ORDERED that respondents shall, by no later than February 3, 2015, file a submission setting forth, in a two-column format, the citations supporting each of the exceptions asserted in pages 36 to 47 of their opening brief. The first column shall reproduce verbatim each exception as stated in the opening brief. The second column shall contain citations, without discussion or commentary, to "relevant portions of the record, including references to the specific pages relied upon," and relevant "statutes, decisions, and other authorities" supporting that exception.10 The citations shall identify precisely-i.e., by page or Bates number or other similar designation-where the information can be found in the referenced materials and may, if respondents choose,be accompanied by parentheticals with pertinent quotations.

It is further ORDERED that the submission be accompanied by a certificate stating the total number of words in the second column of the submission.

Bill Singer's Comment

Howsabout a quick review?

According to Rule 450(b), there are limits and restrictions on what can't be included and what must be included in a Brief.

We start with the initial premise that the Brief must be "confined to the particular matters at issue." That's nice but, geez, what happens when a respondent thinks that the "particular matters" are much wider or more narrow than what the SEC Staff thinks? 

Leaving the realm of "particular," we then arrive on the shores of "succinctly," where you are admonished that any exception you may have to the SEC's findings/conclusions, must be stated "succinctly."  My, my, my . . . and pray, tell me, how does one define succinctly?

Our trailblazing takes us into even deeper woods, where Rule 450(b) warns that any exceptions you plan on noting must be made via a "concise argument" replete with relevant citations. Okay, so tell me, the difference between a "concise argument" and just a plain argument is what?
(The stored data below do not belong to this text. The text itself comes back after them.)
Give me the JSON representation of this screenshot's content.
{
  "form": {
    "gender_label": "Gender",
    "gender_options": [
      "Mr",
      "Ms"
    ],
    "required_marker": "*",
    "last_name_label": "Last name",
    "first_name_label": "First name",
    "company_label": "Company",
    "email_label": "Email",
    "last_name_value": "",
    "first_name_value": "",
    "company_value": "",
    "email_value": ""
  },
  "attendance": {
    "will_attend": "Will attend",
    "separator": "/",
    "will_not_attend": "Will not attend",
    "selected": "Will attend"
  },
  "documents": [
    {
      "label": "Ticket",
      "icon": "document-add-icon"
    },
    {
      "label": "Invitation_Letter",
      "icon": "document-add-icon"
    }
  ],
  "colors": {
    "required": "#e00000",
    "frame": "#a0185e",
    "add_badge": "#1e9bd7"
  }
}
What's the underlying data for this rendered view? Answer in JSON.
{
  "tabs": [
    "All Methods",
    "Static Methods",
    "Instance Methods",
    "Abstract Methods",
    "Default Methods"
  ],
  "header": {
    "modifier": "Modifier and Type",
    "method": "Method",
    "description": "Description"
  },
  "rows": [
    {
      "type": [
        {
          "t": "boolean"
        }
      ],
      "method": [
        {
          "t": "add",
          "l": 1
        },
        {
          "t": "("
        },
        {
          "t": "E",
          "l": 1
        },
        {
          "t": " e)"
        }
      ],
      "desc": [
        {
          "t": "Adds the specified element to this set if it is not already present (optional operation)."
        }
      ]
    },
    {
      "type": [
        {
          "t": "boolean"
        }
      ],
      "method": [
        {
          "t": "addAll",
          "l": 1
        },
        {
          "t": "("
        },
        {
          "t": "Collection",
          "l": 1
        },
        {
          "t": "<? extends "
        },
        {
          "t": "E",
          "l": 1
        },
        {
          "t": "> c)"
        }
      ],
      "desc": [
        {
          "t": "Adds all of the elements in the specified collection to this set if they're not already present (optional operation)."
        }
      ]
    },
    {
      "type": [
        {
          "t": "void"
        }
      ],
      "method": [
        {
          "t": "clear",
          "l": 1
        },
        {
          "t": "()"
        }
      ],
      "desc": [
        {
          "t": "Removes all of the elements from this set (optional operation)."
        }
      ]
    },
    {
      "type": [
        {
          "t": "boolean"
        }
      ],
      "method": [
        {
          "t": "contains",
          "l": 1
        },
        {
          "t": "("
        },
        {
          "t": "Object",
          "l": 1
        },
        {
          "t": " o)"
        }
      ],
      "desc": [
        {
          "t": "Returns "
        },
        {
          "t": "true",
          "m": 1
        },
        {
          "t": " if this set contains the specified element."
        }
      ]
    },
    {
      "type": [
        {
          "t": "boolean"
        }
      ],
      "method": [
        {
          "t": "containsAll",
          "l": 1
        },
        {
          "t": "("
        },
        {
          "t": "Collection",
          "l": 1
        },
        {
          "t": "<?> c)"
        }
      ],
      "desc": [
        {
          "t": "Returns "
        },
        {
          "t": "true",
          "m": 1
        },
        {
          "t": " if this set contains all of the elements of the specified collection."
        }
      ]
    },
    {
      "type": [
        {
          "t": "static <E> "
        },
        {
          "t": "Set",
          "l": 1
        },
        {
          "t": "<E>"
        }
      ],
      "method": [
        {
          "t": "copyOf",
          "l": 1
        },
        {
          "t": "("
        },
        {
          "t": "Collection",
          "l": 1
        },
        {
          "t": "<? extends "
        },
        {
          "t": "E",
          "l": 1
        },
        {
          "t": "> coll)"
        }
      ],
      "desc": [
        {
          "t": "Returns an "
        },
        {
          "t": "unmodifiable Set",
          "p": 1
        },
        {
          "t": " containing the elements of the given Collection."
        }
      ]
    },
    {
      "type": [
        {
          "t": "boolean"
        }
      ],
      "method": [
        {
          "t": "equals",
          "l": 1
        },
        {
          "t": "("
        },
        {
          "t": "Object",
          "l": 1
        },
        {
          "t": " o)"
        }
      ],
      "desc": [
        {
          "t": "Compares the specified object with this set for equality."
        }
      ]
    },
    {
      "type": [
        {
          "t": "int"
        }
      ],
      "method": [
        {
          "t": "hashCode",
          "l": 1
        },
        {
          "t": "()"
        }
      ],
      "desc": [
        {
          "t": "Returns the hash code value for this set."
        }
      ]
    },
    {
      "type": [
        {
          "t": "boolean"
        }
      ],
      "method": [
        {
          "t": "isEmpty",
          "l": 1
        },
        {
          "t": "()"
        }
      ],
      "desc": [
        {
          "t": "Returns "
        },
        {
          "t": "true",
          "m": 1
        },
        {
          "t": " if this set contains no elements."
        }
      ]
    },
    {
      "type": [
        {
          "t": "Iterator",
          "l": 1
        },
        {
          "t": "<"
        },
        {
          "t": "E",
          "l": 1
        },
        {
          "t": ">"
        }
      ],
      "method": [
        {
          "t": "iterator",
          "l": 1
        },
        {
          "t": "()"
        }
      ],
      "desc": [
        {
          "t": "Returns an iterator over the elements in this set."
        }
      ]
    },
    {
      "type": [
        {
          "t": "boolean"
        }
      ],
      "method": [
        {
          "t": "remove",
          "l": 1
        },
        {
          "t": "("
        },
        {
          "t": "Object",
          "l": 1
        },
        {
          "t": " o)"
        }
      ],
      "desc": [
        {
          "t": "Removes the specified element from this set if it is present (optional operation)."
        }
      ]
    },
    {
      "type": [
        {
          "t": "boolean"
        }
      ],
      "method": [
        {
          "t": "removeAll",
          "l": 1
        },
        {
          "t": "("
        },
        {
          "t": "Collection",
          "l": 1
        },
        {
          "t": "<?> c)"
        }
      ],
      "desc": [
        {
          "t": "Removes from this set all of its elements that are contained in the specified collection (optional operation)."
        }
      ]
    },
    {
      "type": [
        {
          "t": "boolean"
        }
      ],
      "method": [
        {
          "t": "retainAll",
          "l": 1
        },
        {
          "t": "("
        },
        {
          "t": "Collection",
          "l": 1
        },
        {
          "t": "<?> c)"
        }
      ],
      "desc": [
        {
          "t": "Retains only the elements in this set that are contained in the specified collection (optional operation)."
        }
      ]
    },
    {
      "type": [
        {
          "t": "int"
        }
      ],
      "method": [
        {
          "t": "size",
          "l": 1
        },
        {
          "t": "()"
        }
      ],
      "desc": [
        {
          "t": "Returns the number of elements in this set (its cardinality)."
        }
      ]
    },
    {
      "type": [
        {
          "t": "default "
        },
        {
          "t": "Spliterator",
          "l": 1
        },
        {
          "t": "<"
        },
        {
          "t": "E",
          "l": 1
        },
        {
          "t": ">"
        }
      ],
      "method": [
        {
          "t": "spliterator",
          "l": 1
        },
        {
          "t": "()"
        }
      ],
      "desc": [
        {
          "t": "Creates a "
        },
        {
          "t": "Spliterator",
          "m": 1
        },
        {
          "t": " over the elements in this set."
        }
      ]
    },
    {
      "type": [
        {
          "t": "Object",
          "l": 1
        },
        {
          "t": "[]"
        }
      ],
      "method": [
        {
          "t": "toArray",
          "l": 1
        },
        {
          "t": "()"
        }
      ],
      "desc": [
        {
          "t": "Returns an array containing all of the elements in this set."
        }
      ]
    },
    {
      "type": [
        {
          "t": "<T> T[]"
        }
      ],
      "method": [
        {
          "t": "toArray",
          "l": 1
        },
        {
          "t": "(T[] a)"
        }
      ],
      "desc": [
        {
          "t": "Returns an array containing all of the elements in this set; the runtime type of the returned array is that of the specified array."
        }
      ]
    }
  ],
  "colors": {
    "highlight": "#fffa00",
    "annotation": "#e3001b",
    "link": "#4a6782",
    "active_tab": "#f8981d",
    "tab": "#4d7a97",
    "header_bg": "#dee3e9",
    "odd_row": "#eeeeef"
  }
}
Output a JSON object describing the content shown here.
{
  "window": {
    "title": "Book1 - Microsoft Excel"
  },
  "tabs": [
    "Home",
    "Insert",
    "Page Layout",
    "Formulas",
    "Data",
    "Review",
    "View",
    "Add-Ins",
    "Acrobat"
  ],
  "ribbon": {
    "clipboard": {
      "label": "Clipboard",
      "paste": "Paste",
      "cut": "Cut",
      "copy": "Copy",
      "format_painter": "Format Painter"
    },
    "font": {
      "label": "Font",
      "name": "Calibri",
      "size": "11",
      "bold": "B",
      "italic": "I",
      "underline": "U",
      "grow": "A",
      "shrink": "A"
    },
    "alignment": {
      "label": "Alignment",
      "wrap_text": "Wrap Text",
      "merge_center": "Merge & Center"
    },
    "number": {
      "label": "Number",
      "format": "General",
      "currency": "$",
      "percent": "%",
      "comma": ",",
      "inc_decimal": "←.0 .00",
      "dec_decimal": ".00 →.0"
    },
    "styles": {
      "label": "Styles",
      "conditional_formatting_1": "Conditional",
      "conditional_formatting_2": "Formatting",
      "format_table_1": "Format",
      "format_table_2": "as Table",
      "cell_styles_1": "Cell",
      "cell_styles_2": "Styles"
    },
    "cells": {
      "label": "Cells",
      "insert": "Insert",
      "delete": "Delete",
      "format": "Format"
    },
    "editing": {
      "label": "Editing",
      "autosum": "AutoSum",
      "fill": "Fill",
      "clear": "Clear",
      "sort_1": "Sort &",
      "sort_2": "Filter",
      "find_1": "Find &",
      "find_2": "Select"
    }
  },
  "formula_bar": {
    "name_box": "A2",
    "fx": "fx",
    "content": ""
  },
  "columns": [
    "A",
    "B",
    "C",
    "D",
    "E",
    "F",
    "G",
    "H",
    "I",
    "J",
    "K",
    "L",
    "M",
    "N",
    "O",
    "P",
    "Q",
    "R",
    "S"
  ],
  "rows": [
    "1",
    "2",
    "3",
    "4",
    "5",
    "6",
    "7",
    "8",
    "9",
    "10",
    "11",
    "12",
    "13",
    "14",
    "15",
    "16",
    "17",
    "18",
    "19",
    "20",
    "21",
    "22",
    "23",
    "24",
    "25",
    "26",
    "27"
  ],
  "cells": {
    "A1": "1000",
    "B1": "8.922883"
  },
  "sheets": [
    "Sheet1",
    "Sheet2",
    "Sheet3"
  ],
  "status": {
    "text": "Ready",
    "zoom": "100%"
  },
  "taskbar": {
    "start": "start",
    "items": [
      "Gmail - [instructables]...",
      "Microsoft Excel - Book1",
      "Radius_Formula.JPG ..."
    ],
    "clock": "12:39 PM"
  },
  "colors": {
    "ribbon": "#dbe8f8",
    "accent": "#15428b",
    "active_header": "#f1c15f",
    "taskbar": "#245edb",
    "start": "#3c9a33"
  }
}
Say what you will. Think what you want. What is indisputable is that the Respondents in John Thomas Capital Mgmt either didn't understand Rule 450(b) or the SEC is being really, really difficult. In the end, you're going to have to serve somebody with a proper Brief. It doesn't matter who you are. You're still gonna have to get this right and properly serve a succinct and concise brief on somebody.

Might be a rock'n' roll addict prancing on the stage
Might have money and drugs at your commands, women in a cage
You may be a business man or some high degree thief
They may call you Doctor or they may call you Chief.
But you're gonna have to serve somebody, yes indeed
You're gonna have to serve somebody,
Well, it may be the devil or it may be the Lord
But you're gonna have to serve somebody.